At the eye of this storm are young workers, who are more likely to be employed in these nonunionized, at-risk occupations. Last year, unemployment rates for Generation Z, or those under the age of 24, rose to almost 25%. 

“My generation, I think we screwed everything up,” says Mr. Bensinger, a baby boomer. “Gen Z is smart, underappreciated, and underpaid.”

Although he admits to not always understanding the memes circulating around the office, Mr. Bensinger says young people are “leading an incredible resurgence for the labor movement” by including labor rights as another social justice cause worth fighting for. 

“We work for a company that touts itself as a leader in supporting [Black Lives Matter] and LGBTQ rights – but they union-bust,” says Ms. Brisack of Starbucks. “There is even less acceptance for that [now] than there has been.” 

Still, not all young workers taking advantage of the current economy to demand better conditions say a union is the answer. 

Raven Harper, for example, a millennial tech worker in Nashville, Tennessee, hadn’t been searching for a new job for long when she received three offers all at once. So she decided to be clear with the company she was most interested in about her wants in terms of salary, health benefits for her children and her husband, and paid time off. 

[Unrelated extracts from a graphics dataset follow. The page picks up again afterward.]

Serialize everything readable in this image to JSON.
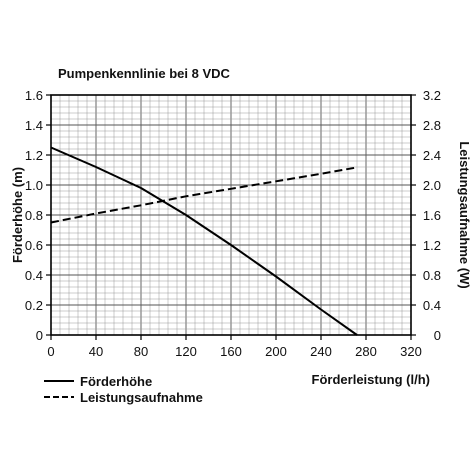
{
  "chart_data": {
    "type": "line",
    "title": "Pumpenkennlinie bei 8 VDC",
    "xlabel": "Förderleistung (l/h)",
    "ylabel_left": "Förderhöhe (m)",
    "ylabel_right": "Leistungsaufnahme (W)",
    "xlim": [
      0,
      320
    ],
    "ylim_left": [
      0,
      1.6
    ],
    "ylim_right": [
      0,
      3.2
    ],
    "x_ticks": [
      "0",
      "40",
      "80",
      "120",
      "160",
      "200",
      "240",
      "280",
      "320"
    ],
    "y_left_ticks": [
      "0",
      "0.2",
      "0.4",
      "0.6",
      "0.8",
      "1.0",
      "1.2",
      "1.4",
      "1.6"
    ],
    "y_right_ticks": [
      "0",
      "0.4",
      "0.8",
      "1.2",
      "1.6",
      "2.0",
      "2.4",
      "2.8",
      "3.2"
    ],
    "grid": true,
    "legend_position": "bottom-left",
    "series": [
      {
        "name": "Förderhöhe",
        "axis": "left",
        "style": "solid",
        "x": [
          0,
          40,
          80,
          100,
          120,
          160,
          200,
          240,
          272
        ],
        "y": [
          1.25,
          1.12,
          0.98,
          0.89,
          0.8,
          0.6,
          0.39,
          0.17,
          0.0
        ]
      },
      {
        "name": "Leistungsaufnahme",
        "axis": "right",
        "style": "dashed",
        "x": [
          0,
          40,
          80,
          120,
          160,
          200,
          240,
          270
        ],
        "y": [
          1.5,
          1.62,
          1.73,
          1.85,
          1.95,
          2.05,
          2.15,
          2.23
        ]
      }
    ]
  }
}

She says she got her new employer to agree to it all, without the help of a union.

Ms. Harper previously worked for a company with a union, and while she appreciated it sometimes, she doesn’t think she would join one again if she had the choice. She says much of the current shift toward workers’ rights is thanks to her generation’s attitude toward work and unwillingness to settle. 

“The generation that I’m a part of, we’re movers and shakers,” says Ms. Harper. “We don’t accept the bare minimum, or we’re trying not to. We’re trying to do better and see better for ourselves.” 

Back in Buffalo, Ms. Brisack and Mr. Sanabria also credit their generation’s values for helping their fledgling unionization campaign, which they say has been marked by a strong camaraderie.

“We are all working together for one cause,” says Mr. Sanabria, “and that cause is us.”

Staff writer Erika Page contributed to this report.